Loretta purchased “Juice” sight unseen off a recommendation from Kevin Dukes. “Kevin and I had dinner one night at the Congress last year, and he asked why I didn’t have a Pleasure Driving horse. I knew what kind of horse I wanted. The horse would have to be dead sound and solid. He saw Juice at the Congress and the World last year. He called me and said he thought he found me a horse. I told him to buy it. I took Dukes at his word, because I like beautiful things. He knew I would really appreciate a beautiful horse.”

But, besides his good looks, Loretta also loves Juice’s sweet disposition. “He’s a very loving horse. When you love something, it comes back to you. When I go into his stall, he wants you to scratch and kiss him. I live in Minnesota and he’s in Texas, so it’s a long distance relationship.”


Angela Fox was the winner of Amateur Hunter Under Saddle with I’m Simply Southern. Reserve was Sarah Nimigan with How’s That For Ya. Third was Olivia Tordoff with Too Blazin Cool. Fourth was Alessandra Ehrle with Talk Southern To Me. Fifth was Haley Hartman with Al Fool Ya.

Angela has had great success winning this year at the Sun Circuit, NSBA World, and Arizona Fall Championship with her three-year-old gelding, “Grover,” by Its A Southern Thing. However, today’s win was very special, because it was in a pen of numerous World and Congress Champions many years his senior.

“When they got down to sixth place, I looked around and realized that every horse left was was World Champion, so I couldn’t have been disappointed even with sixth. I knew it was possible, but I knew it doesn’t happen very often.”

“Probably my favorite thing about him is his canter.
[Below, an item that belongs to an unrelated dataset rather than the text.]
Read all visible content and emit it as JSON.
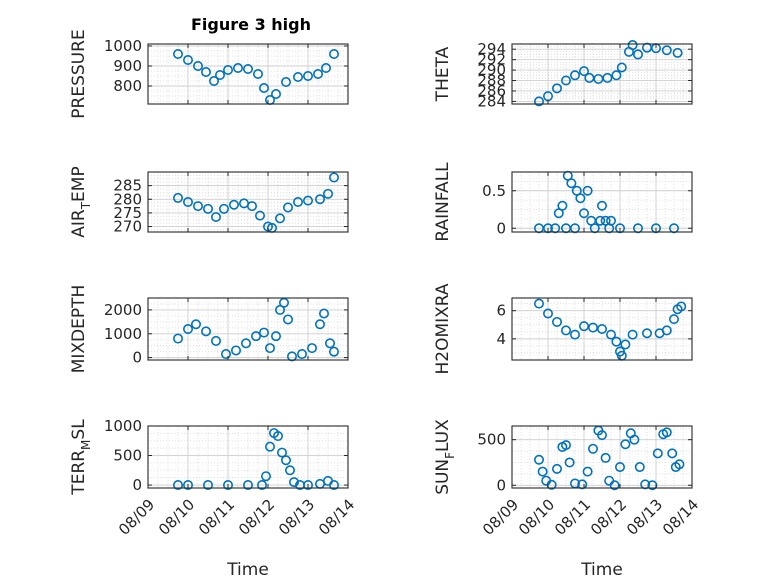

He is great with his neck, and it’s a pleasure to watch. He’s maybe a touch plain to look at in the warm up pen, but when he gets all dressed up, and has his flaxen mane and tail, and his way of going, I think he is really special.”

Coming up next, Deanna Searles will pilot Grover in the Junior Hunter Under Saddle finals.

Chad Evans rode Florida Georgia Line to win Junior Trail. Reserve was Michael Hoyt with Doctor Phil Good. Third was Brad Ost with Made In Detroit. Fourth was Martin Doustou with Beez In The Trap.

This was 5-year-old “Maverick’s” last trip in the Junior pen, and Chad was feeling nostalgic. “When I was out there, I kept thinking, ‘This is it Mav, our last Junior ride.’ I kept wanting to slow it down because I didn’t want it to end.”

Maverick learned the foundational skills of Western Pleasure under the tutelage of Rusty and Katie Green when he was a futurity horse, and Chad has had him in his program ever since. “He’s so fun to do lope-overs on. He love the ground and sticks in it and really pushes off. Especially for a stud, he really cares about the poles. I think that foundation of Western Pleasure, where they learn about body control, really helps. He won the Level 1 Western Pleasure here when he was a three-year-old.”

Today’s pattern was extremely difficult, in true Tim Kimura fashion, and tripped up quite a few horses. But Chad and Maverick were able to sail through the more challenging sections with ease. “We took it piece by piece. I focused a lot on doing each obstacle in duration. I would work one obstacle and then put him away and then work on another obstacle. I wanted to mentally get him to the place where he was thinking about it obstacle by obstacle. Then, my job on show day is to put it all together.”